Lasky first realized she could be a writer when she was about ten years old, and her family was driving at night in their car with the top down. "The sky looked so interesting - you couldn't see the stars because of these woolly clouds. And I said it looked like a sheepback sky. My mom turned around and said, 'Kathryn, you should be a writer.' When my mom said that, I thought, ‘Wow, maybe I will be.’"

After majoring in English at college, Lasky did some writing for magazines and worked as a teacher. It was while Lasky was teaching that she wrote her first published book. Following a grandfather and his grandson on a typical weekend day, the book was called I Have Four Names for My Grandfather and featured photographs by Lasky's husband, Christopher Knight.

Since then, she has written a variety of books from historical fiction to picture books to nonfiction - including Sugaring Time, a Newbery Honor Book; The Night Journey, winner of the National Jewish Book Award for Children; Pageant, an ALA Notable Children's Book; and her first Blue Sky Press novel, Beyond the Burning Time, an ALA Best Book for Young Adults. She has also received the Washington Post-Children's Book Guild Award for her contribution to children's nonfiction. Lasky says she loves writing all different kinds of books. "To me," she says, "the whole point of being an artist is being able to get up every morning and reinvent the world."

Lasky especially loves writing for adolescents. "I feel the same vulnerability that young people feel. I have adolescent children. When I was young, my mother used to tell me, 'People will say this is the best time of your life, but it's not. It's the worst.' Adolescence is a time of pain and anxiety, and stories come out of that tension.

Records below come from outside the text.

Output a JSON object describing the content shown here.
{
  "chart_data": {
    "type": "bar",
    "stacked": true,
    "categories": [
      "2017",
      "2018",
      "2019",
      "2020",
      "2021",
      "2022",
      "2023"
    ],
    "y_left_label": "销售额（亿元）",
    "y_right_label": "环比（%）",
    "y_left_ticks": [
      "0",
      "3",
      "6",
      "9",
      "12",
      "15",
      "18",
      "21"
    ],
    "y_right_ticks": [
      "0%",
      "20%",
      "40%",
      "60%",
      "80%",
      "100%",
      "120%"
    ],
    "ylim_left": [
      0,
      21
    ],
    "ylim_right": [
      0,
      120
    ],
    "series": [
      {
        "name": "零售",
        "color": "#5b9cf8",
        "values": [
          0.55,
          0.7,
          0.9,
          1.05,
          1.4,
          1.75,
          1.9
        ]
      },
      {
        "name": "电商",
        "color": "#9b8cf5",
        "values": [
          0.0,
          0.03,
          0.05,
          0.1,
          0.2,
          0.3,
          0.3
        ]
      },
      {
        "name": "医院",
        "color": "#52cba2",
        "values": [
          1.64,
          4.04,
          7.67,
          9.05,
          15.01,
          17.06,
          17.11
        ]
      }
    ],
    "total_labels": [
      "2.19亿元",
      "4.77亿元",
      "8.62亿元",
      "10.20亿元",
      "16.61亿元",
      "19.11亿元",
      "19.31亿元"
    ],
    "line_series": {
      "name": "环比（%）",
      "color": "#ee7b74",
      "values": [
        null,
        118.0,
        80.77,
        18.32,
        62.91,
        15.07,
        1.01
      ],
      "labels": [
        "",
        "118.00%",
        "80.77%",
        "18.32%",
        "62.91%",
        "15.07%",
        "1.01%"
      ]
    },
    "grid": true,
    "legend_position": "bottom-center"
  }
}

It's a time when kids are trying to define themselves. I seem to connect with that feeling pretty well."

And Lasky remembers her childhood days, when the history and informational books at school bored her "I didn't like nonfiction as a kid - the nonfiction books were really dry back then," she says. "But then I realized that you can make the characters in nonfiction as fascinating as those in fiction."

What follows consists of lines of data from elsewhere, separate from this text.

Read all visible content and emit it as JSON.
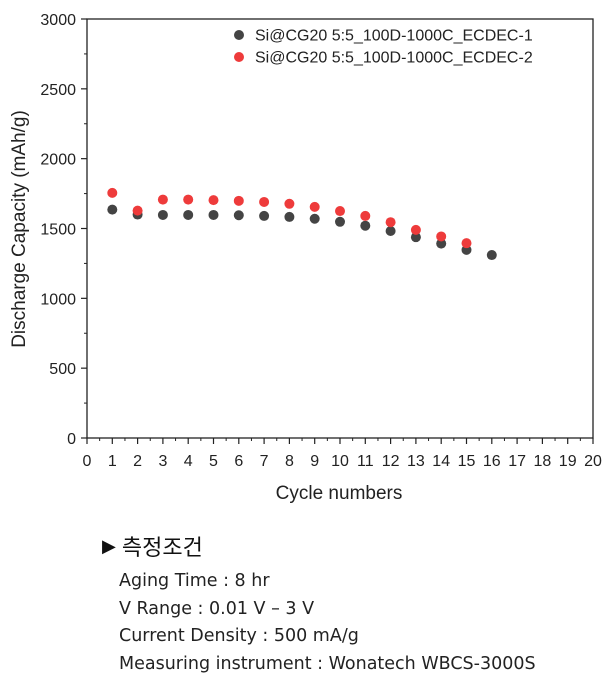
{
  "chart_data": {
    "type": "scatter",
    "title": "",
    "xlabel": "Cycle numbers",
    "ylabel": "Discharge Capacity (mAh/g)",
    "xlim": [
      0,
      20
    ],
    "ylim": [
      0,
      3000
    ],
    "x_ticks": [
      0,
      1,
      2,
      3,
      4,
      5,
      6,
      7,
      8,
      9,
      10,
      11,
      12,
      13,
      14,
      15,
      16,
      17,
      18,
      19,
      20
    ],
    "y_ticks": [
      0,
      500,
      1000,
      1500,
      2000,
      2500,
      3000
    ],
    "grid": false,
    "legend_position": "top-right",
    "series": [
      {
        "name": "Si@CG20 5:5_100D-1000C_ECDEC-1",
        "color": "#444444",
        "x": [
          1,
          2,
          3,
          4,
          5,
          6,
          7,
          8,
          9,
          10,
          11,
          12,
          13,
          14,
          15,
          16
        ],
        "y": [
          1635,
          1600,
          1597,
          1597,
          1597,
          1595,
          1590,
          1583,
          1570,
          1548,
          1520,
          1482,
          1438,
          1392,
          1347,
          1310
        ]
      },
      {
        "name": "Si@CG20 5:5_100D-1000C_ECDEC-2",
        "color": "#ee3b3b",
        "x": [
          1,
          2,
          3,
          4,
          5,
          6,
          7,
          8,
          9,
          10,
          11,
          12,
          13,
          14,
          15
        ],
        "y": [
          1755,
          1628,
          1707,
          1707,
          1703,
          1698,
          1690,
          1677,
          1655,
          1625,
          1590,
          1545,
          1490,
          1443,
          1395
        ]
      }
    ]
  },
  "conditions": {
    "header": "측정조건",
    "lines": [
      "Aging Time : 8 hr",
      "V Range : 0.01 V – 3 V",
      "Current Density : 500 mA/g",
      "Measuring instrument : Wonatech WBCS-3000S"
    ]
  }
}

The Salem Witch Trials were one historical event that fascinated Lasky, and she wrote about them in her acclaimed novel, Beyond the Burning Time. "One day I found myself wondering what it would have been like if your mother had been arrested for being a witch and had been condemned to death. I was interested in a personal point of view - a young person's point of view. That, to me, is always the line - the string that draws me into a historical period," she says.

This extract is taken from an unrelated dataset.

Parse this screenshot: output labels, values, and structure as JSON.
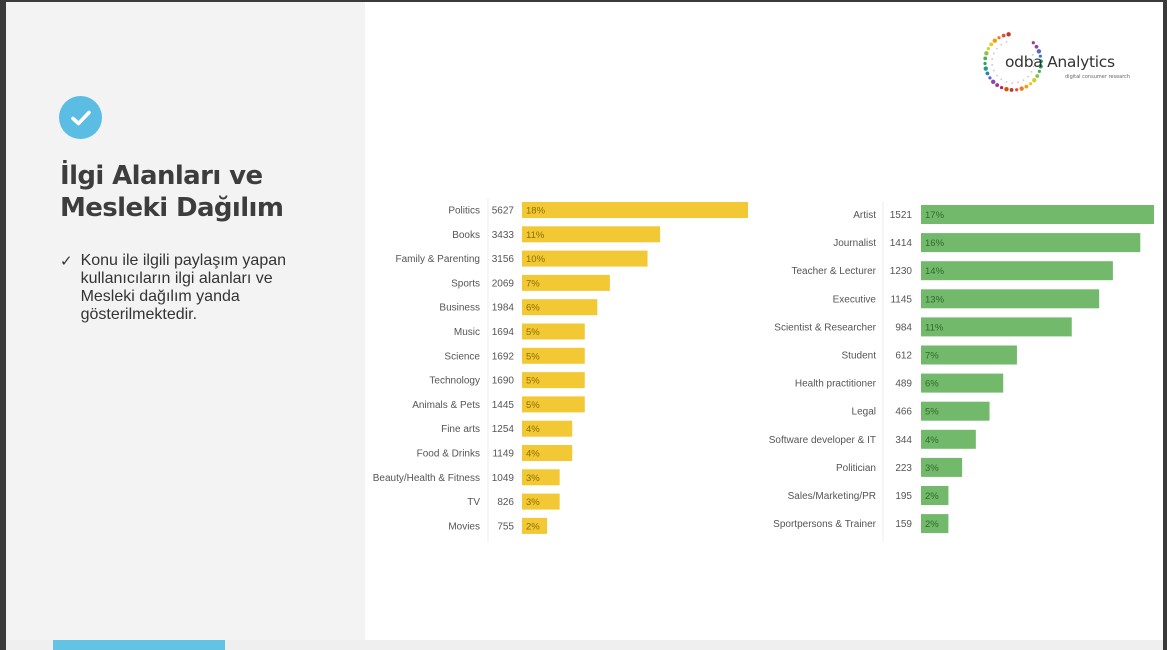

Lasky also enjoys exploring the little-known truths and details of history. In her recent Blue Sky Press novel, True North, she explores the Underground Railroad. "History was so poorly taught when I was in school," she explains. "'The Underground Railroad was always misrepresented."

Lasky and her husband Christopher Knight live in Cambridge, Massachusetts. Accordingly many of her books are set in historic New England. One such book, A Journey to the New World, follows a young Pilgrim girl as she sails on the Mayflower and settles at Plimoth Colony

"In Boston, we are absolutely drenched in history;" she says. "There is so much to mine here, it's almost inexhaustible." When doing research for a book, Lasky usually begins in the children's room of the public library She also relies on talking to friends who are historians as well as calling librarians and historical societies. "I love doing research," Lasky says. "It's really fun. It's like a treasure hunt. I want young readers to come away with a sense of joy about life. I want to draw them into a world where they're really going to connect with these characters."

Kathy and Christopher's two children are very grown up now. Max, who graduated from Dartmouth College works in New York for Hotjobs.com, and Meribah, who loves to dance jazz and hiphop, is a student at New York University. Having an empty nest makes for more time aboard their 48 foot sailboat named Alice.